Deux claques
Le 10 septembre 2003
Premier album d’un jeune prodige anglais de 19 ans, qui puise dans le hip-hop et la culture acid house pour inventer son propre langage.


- Artiste : Rascal, Dizzee

L'a écouté
Veut l'écouter
Dans une Angleterre une nouvelle fois amnésique (les groupes à guitare et à frange sont une énième fois de retour), la musique la plus fraîche et excitante continue de provenir de la rue, produite par de merveilleux outsiders. Après The Streets et Audio Bullys, voici Dizzee Rascal, nouveau porte-drapeau d’un hip-hop pétri dans l’acid house.
De la vague UK garage apparue il y a quelques années, ne restent plus aujourd’hui que les vraies personnalités : Mike Skinner de The Streets, MJ Cole, Ms Dynamite et Dizzee Rascal. L’écrémage a été rude et salutaire, si l’on en juge par la qualité des productions des artistes précités. Dans le cas de Dizzee Rascal, il aura même fallu quitter le cocon familial (à savoir le collectif Roll Deep) à dix-sept ans, quitte à se faire des ennemis dans le milieu (ce bon Dizzee a été poignardé cet été par un membre d’un collectif rival) et à se réinventer un univers.
Et quel univers ! De ses prestations avec Roll Deep lui sont restés le goût des rave parties et des rythmiques saccadées et minimales. Tout l’album est ainsi emballé dans une toile sonore tendue et rêche, conçue à partir de boîtes à rythmes ayant fait le bonheur de l’acid house et du happy hardcore des années 90. Et pourtant, loin de sonner daté, chaque morceau impressionne par son inventivité, sa capacité à être efficace en trois sons. En clair : une grande claque à la musique électronique d’aujourd’hui.

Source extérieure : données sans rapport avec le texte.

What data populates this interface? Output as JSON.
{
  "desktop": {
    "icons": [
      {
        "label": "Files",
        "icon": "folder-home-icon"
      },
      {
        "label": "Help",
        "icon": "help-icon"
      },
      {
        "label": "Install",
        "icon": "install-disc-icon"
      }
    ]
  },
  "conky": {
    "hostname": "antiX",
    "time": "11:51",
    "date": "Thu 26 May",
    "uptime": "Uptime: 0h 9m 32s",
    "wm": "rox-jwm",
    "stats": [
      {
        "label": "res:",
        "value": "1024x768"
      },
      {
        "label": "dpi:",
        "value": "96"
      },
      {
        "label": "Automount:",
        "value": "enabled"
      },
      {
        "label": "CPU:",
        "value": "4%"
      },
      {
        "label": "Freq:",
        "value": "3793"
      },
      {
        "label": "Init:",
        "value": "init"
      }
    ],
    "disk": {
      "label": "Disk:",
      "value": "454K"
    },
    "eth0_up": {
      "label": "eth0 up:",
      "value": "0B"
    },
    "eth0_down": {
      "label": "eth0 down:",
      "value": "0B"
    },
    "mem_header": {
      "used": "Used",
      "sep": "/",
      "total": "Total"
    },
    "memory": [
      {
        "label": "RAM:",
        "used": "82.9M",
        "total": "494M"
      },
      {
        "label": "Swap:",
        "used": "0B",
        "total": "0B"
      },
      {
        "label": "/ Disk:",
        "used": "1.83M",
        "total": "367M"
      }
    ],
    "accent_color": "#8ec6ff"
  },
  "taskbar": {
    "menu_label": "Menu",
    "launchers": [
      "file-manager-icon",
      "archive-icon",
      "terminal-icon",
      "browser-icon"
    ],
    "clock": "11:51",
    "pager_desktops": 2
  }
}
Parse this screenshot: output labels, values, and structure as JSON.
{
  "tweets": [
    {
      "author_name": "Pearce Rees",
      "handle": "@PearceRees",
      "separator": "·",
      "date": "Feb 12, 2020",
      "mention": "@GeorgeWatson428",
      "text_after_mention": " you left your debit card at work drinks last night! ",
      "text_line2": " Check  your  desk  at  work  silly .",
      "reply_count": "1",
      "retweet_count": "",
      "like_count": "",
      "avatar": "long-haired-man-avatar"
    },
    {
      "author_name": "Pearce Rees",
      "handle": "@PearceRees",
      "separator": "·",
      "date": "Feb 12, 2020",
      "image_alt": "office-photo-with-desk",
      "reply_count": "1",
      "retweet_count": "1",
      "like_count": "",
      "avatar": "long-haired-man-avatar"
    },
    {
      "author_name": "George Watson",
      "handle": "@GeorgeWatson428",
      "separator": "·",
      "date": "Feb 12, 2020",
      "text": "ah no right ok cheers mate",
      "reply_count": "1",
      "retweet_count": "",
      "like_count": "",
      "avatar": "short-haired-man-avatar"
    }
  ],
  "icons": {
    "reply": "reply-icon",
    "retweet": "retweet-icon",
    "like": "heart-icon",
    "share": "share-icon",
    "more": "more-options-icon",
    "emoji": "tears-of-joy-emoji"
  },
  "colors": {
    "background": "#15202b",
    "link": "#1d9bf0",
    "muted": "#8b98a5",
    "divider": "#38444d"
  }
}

Et puis il y a cette voix : à peine adulte, élastique, puissante, se permettant tous les écarts, ne respectant (heureusement) ni le rythme, ni les codes établis du hip-hop. Et tiens, tant qu’à faire : une grande claque au hip-hop, illustrée par le furieux Hold Ya Mouf !
Après un seul disque, donc, Dizzee Rascal, orphelin de style après la mort du UK garage, renvoie dos à dos électro et hip-hop. Il creuse son propre sillon au cœur même de ces deux familles, sans jamais les oublier, mais sans jamais les respecter non plus. Et c’est bien là sa grande force.